Among the hundreds of examples of the scientist and writer Roshwald Mordecai, author of Level 7, 1959, and A Small Armageddon, 1962, both nuclear holocaust, and then Charles Eric Maine, among the first to describe The Darkest of Nights , 1962, concluding a pandemic, triggered by expressing bacteriological imprudent. Not to mention The Day of the Triffids, the 1951 masterpiece by John Wyndham, which combines a coming cataclysm from the sky (meteorites that blind anyone to observe) than that man obtains by his own hands, altering the genetic structure of plants.
However, these human representations of Armageddon do not bite like the one created by Emmerich, almost as a kind of addiction with the time he made acceptable, even "domestic". Because something has fundamentally changed the perception of divine punishment, which is traditionally associated with the destruction. It almost seems that the prospects chiliastic followers of Joachim of Fiore not terrorize anymore, and for centuries, to the point that the philosopher Immanuel Kant already raised the question of the end of the world in new terms. In
Das Ende aller Dinge , ie The end of all things , wise expressly dedicated to all apocalyptic thinking and published in 1794 in volume 23 of the journal Berlinische Monatsschrift, "as Kant argued, inter alia, it is known that the moral maturity and intellectual humanity excludes the very idea of \u200b\u200ba God who delivers exemplary punishments. Therefore, the Judgement would not be a projection, present in all people who use reason, but that still need to find a chief judge of good and evil. In contrast, the spread of a conscious and conscientious adult would lead mankind to respect their moral condition and choose good, also dissipating projections millenarian and the depths of terror that are wide open in front of the hypothesis of a global holocaust.
will be so? Is doubtful, partly because of quell'Aufklärung invoked by Kant, of that final clarification, in short, that lighting autogenous should prepare a better future, is that if they see that much around.
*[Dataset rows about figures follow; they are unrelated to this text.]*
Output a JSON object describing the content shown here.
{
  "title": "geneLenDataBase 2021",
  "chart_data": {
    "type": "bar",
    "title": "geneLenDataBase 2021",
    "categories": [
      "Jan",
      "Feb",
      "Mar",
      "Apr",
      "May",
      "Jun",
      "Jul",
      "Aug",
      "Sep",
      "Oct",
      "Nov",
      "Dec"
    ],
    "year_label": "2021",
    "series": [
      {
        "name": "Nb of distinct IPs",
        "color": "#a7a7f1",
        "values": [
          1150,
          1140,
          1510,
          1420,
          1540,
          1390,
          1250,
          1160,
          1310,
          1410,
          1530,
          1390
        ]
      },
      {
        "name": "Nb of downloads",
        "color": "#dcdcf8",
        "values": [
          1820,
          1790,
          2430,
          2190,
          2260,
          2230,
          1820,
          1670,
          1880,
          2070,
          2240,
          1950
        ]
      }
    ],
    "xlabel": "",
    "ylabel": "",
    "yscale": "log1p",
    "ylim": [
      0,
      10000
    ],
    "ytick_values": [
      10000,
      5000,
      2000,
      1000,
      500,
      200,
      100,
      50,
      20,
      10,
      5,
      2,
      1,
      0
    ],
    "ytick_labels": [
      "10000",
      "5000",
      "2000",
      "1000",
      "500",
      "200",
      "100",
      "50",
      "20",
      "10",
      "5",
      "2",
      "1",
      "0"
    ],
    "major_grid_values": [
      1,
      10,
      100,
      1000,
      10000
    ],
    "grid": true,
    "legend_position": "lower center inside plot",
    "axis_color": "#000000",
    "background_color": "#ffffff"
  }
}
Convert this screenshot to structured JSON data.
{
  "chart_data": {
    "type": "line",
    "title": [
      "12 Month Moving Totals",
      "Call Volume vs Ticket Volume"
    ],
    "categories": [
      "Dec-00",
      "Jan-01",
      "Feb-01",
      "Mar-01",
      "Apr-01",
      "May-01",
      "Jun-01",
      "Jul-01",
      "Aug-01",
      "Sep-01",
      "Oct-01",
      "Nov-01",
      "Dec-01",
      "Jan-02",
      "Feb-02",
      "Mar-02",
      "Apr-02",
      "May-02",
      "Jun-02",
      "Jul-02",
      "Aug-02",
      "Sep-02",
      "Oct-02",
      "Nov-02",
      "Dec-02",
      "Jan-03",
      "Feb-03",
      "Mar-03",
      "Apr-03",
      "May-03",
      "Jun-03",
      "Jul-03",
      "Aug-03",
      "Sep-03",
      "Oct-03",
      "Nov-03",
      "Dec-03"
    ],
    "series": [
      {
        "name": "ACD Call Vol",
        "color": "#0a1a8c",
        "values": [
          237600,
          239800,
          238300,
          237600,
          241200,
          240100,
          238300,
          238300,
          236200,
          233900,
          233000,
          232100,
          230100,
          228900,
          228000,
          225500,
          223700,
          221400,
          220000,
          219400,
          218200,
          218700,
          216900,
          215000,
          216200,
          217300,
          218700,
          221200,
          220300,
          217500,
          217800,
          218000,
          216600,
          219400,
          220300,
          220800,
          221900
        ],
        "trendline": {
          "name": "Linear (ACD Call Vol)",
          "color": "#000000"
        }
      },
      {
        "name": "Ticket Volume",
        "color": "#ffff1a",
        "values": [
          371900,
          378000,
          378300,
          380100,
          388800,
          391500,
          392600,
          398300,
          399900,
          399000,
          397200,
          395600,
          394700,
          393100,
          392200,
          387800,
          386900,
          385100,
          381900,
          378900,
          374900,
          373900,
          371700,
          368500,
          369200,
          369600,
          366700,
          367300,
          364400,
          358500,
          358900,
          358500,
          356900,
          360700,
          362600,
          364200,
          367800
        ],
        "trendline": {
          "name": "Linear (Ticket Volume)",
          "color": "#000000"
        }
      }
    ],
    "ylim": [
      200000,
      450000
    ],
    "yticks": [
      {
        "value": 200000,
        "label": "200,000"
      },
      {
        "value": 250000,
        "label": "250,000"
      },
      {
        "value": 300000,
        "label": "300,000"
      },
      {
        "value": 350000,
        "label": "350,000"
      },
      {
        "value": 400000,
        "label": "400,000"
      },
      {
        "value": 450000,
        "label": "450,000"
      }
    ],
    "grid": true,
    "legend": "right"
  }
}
On the contrary, common sense suggests that the runaway box office success of the disaster movie has probably other reasons. It may sound strange, but the end of the world illustrated by large productions such as the 2012 Emmerich is no fear, and can even be cathartic, just because the content promises an event without a way out. In fact, the panic ignited minds when it spots an escape route, albeit cramped. But if the doors are locked, if not there is no escape, then waits of the inevitable, even greeting him with a macabre final toast.